Pharma Bashing

Ben Goldacre writes the Bad Science column for the Guardian newspaper in the U.K. and mostly he writes about pseudo-science because, as he puts it, “pulling apart bad science is the best teaching gimmick I know for explaining how good science works”. He has just put out a book called Bad Pharma, putting the foreword on his blog, an excerpt appeared in the Guardian and he put up a video of a TED talk he gave. So he is getting it out there.

The book, as a brief summary, takes the pharmaceutical industry to task for its clinical trial practices, wherein it skews the trials to favor their candidate, hides the results of unfavorable trials, covering up side effects and persuading doctors to prescribe their drug once it comes to market with misleading data published in industry sponsored journals. The game is rigged in favor of the big companies who then rake in the enormous profits.

Some people dispute this claim and John LaMattina put up his own take on the book and its contents.

So before my comments, my disclaimer. I suppose I am one involved in the pharmaceutical industry , though I have never worked for one directly, working for a industry contractor on research projects for several years, but these days I am more an interested observer, as I am at a non-profit research institute. I am also not by any means an expert on how clinical trials are run, exactly how things get approved for use or indeed very much at all about the ins and outs of the process. But I have a general idea.

Now the pharmaceutical industry have not done themselves any favors here. They have done all the things that Dr. Goldacre accuses them of, but the blanket statement that the whole industry is out to trick doctors and patients into taking their drugs is extreme to say the least. Pharmaceuticals in various forms have improved the lives of millions of people, saved them from death. Drug candidates are carefully vetted for efficacy and safety – more and more these days as there are so many treatments already available. Clinical trials are not just run against placebo but for approval, drugs need to show an improvement over a standard treatment. In short, that the system is occasionally circumvented does not mean the system does not fundamentally work.
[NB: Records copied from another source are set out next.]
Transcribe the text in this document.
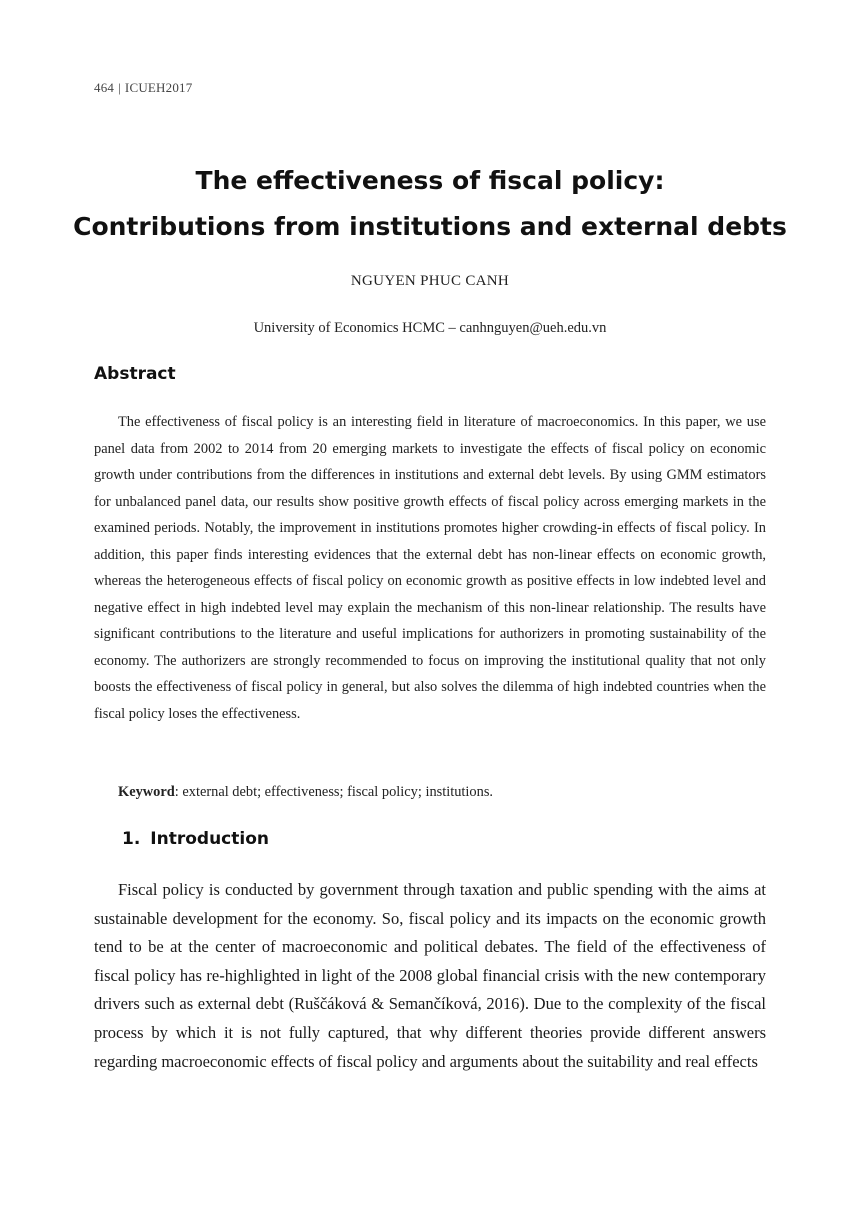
464 | ICUEH2017
The effectiveness of fiscal policy:
Contributions from institutions and external debts
NGUYEN PHUC CANH
University of Economics HCMC – canhnguyen@ueh.edu.vn
Abstract
The effectiveness of fiscal policy is an interesting field in literature of macroeconomics. In this paper, we use panel data from 2002 to 2014 from 20 emerging markets to investigate the effects of fiscal policy on economic growth under contributions from the differences in institutions and external debt levels. By using GMM estimators for unbalanced panel data, our results show positive growth effects of fiscal policy across emerging markets in the examined periods. Notably, the improvement in institutions promotes higher crowding-in effects of fiscal policy. In addition, this paper finds interesting evidences that the external debt has non-linear effects on economic growth, whereas the heterogeneous effects of fiscal policy on economic growth as positive effects in low indebted level and negative effect in high indebted level may explain the mechanism of this non-linear relationship. The results have significant contributions to the literature and useful implications for authorizers in promoting sustainability of the economy. The authorizers are strongly recommended to focus on improving the institutional quality that not only boosts the effectiveness of fiscal policy in general, but also solves the dilemma of high indebted countries when the fiscal policy loses the effectiveness.
Keyword: external debt; effectiveness; fiscal policy; institutions.
1. Introduction
Fiscal policy is conducted by government through taxation and public spending with the aims at sustainable development for the economy. So, fiscal policy and its impacts on the economic growth tend to be at the center of macroeconomic and political debates. The field of the effectiveness of fiscal policy has re-highlighted in light of the 2008 global financial crisis with the new contemporary drivers such as external debt (Ruščáková & Semančíková, 2016). Due to the complexity of the fiscal process by which it is not fully captured, that why different theories provide different answers regarding macroeconomic effects of fiscal policy and arguments about the suitability and real effects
If you look at it from the pharmaceutical company’s view, you can see why these sorts of things happen. Projects begin because there is a medical need for a treatment – essentially a gap in the market. So scientists work to come up with something that will meet that need. But the process of working that out is long and difficult and so many things can go wrong along the way. Worse still, the further along the path you get the more expensive the next step. A phase I failure is a disappointment for sure but it is a minor inconvenience compared with a late stage Phase III failure. Drug development is a high risk venture and there is no pay-off without a final marketable product. So at a certain point, the aim becomes the finish line of FDA approval. Anything that can lower the obstacles in the way would seem like an obvious route to take. Far from the drug companies preying upon the vulnerable and pushing through drugs that should not be, they suffer some dramatic failures – ask anyone in the Alzheimer’s field. Indeed if the system is set up to favor the drug companies, why is there so much talk of the barren drug pipelines and lack of new drug approvals? Pharmaceuticals have always been a high risk high pay-off investment but the risk seems to have risen and the prospect of a big pay-off seems to be receding.

Interestingly, as I was writing this (and re-writing it – curse that wordpress log-off), I came across Matt Herper’s post on Glaxo’s greater clinical trial transparency. This shows two things to me: firstly, that the pharmaceutical industry is aware of its image problem and are prepared to do something to counteract that perception. But also, that there are the problems talked about by Dr. Goldacre, with prominent doctors paid to talk up a new drug from GSK or pushing unapproved uses. That they are taking steps to reassure the general public can only be a good thing.

Quick addition: Ben Goldacre posted his response to GSK’s proposal and he voices some doubts about whether they will actually go through with it.